Bajo el uniforme se desdibuja algo más que el género de quien ejecuta, a través de la Ecuación de Mifflin, el cálculo de la Tasa Metabólica Basal (TMB), entendida cual cantidad mínima de energía que un individuo necesita, en estado de reposo, para que su cuerpo lleve a cabo las funciones vitales y con ello el correcto funcionamiento del organismo, en función de su peso, estatura y edad. Con este cálculo se arriba a la recomendación de consumo diario de calorías según el sujeto analizado.

Una letra, que no un nombre, nos sirve para diferenciar a quienes ejecutan mediciones y cálculos: N y M. Sabemos que en la vida real la N es la letra inicial de Nelda, la M es la de Mariela. Pero sobre el escenario dicha letra paradójicamente borra la identidad.

En tanto nombres, ¿el uso de la N y la M habla de la distancia que separa al funcionario en la oficina del Ministerio, o en la del Gobierno, respecto del consumidor diluido al interior de la masa de consumidores? ¿Además señala una suerte de incomunicación, la no identificación, pone el foco sobre el individuo que desde el (micro/macro) poder no puede ser nombrado?

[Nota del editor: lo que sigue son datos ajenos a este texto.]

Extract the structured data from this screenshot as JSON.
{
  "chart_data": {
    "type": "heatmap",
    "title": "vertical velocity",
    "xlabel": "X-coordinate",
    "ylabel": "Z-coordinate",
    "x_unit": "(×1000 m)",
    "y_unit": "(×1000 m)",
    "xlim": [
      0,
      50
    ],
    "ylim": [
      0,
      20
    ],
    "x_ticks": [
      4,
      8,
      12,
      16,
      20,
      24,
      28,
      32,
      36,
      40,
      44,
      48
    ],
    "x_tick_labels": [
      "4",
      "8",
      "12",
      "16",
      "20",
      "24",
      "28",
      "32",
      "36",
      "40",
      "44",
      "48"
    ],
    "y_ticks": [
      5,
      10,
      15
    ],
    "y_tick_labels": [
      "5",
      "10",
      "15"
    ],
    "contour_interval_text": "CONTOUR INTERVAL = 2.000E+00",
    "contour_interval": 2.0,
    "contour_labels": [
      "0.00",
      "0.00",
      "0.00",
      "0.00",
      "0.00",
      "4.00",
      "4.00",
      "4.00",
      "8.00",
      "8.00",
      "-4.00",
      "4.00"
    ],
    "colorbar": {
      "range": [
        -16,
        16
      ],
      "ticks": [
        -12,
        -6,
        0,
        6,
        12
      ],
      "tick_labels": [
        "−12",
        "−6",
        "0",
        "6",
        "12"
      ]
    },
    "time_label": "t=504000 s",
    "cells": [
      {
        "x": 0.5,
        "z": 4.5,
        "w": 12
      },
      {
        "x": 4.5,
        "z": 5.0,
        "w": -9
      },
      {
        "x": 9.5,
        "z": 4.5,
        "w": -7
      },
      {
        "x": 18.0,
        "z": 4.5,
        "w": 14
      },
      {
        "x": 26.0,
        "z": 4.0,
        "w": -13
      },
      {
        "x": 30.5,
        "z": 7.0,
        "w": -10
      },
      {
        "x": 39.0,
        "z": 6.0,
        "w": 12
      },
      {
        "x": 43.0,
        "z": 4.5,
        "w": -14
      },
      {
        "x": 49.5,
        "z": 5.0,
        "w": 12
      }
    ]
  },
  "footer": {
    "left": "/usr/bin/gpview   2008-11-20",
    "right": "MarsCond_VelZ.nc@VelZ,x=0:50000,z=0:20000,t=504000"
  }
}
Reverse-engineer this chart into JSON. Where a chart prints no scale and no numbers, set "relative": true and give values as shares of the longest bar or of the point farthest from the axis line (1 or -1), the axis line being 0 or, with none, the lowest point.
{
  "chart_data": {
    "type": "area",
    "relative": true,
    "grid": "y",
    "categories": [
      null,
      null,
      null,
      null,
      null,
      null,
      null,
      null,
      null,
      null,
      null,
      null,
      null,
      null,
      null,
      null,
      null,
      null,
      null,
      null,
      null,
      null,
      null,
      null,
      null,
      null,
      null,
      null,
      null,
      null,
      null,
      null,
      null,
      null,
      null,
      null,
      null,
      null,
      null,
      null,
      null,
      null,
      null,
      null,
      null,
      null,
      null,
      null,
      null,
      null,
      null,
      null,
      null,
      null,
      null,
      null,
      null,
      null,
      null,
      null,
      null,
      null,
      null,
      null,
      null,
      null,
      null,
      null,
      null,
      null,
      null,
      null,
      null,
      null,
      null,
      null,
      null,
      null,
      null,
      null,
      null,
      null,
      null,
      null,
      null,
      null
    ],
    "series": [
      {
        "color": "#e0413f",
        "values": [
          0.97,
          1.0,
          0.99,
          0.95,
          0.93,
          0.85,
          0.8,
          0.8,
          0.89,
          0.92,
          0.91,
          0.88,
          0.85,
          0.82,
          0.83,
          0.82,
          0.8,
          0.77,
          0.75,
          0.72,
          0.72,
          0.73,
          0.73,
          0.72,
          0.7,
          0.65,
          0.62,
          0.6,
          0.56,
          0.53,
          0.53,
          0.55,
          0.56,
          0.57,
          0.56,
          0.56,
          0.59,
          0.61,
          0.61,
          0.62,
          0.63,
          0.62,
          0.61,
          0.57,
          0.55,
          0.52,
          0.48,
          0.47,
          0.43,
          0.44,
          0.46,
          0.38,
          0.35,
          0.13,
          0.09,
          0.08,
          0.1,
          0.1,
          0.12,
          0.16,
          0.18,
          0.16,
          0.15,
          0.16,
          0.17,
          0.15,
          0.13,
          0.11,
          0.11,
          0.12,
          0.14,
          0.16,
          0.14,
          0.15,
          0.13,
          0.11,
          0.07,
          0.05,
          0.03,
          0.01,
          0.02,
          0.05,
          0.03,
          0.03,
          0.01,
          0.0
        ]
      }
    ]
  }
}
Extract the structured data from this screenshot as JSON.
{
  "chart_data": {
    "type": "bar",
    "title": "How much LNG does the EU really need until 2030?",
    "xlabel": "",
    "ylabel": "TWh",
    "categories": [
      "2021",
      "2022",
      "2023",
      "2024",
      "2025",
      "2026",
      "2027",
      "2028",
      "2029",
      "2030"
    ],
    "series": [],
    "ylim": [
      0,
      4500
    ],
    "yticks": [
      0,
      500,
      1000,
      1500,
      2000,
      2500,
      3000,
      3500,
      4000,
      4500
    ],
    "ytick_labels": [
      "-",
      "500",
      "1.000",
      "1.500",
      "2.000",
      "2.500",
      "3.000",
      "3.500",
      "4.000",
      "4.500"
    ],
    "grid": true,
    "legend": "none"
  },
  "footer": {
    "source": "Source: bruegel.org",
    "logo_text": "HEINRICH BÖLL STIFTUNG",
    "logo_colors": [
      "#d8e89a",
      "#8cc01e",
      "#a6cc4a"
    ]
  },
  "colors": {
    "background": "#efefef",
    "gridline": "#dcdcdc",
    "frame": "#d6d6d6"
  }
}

En esos uniformes también podría estar contenida otra clave de lectura: un control o contención de orden político, una suerte de ajuste previo del colectivo teatral para que la performance, en su parquedad, sea locuaz una vez que las imágenes junto con las cifras arriben “incontaminadas” al espectador, y operen en el territorio de las ideas. Porque literalmente el uniforme y el resto de los medios de protección se emplean para el control biológico. Ningún agente contaminante cruzará de los alimentos al cuerpo humano, como tampoco del cuerpo a las muestras pesadas y distribuidas en 31 platos y 31 vasos.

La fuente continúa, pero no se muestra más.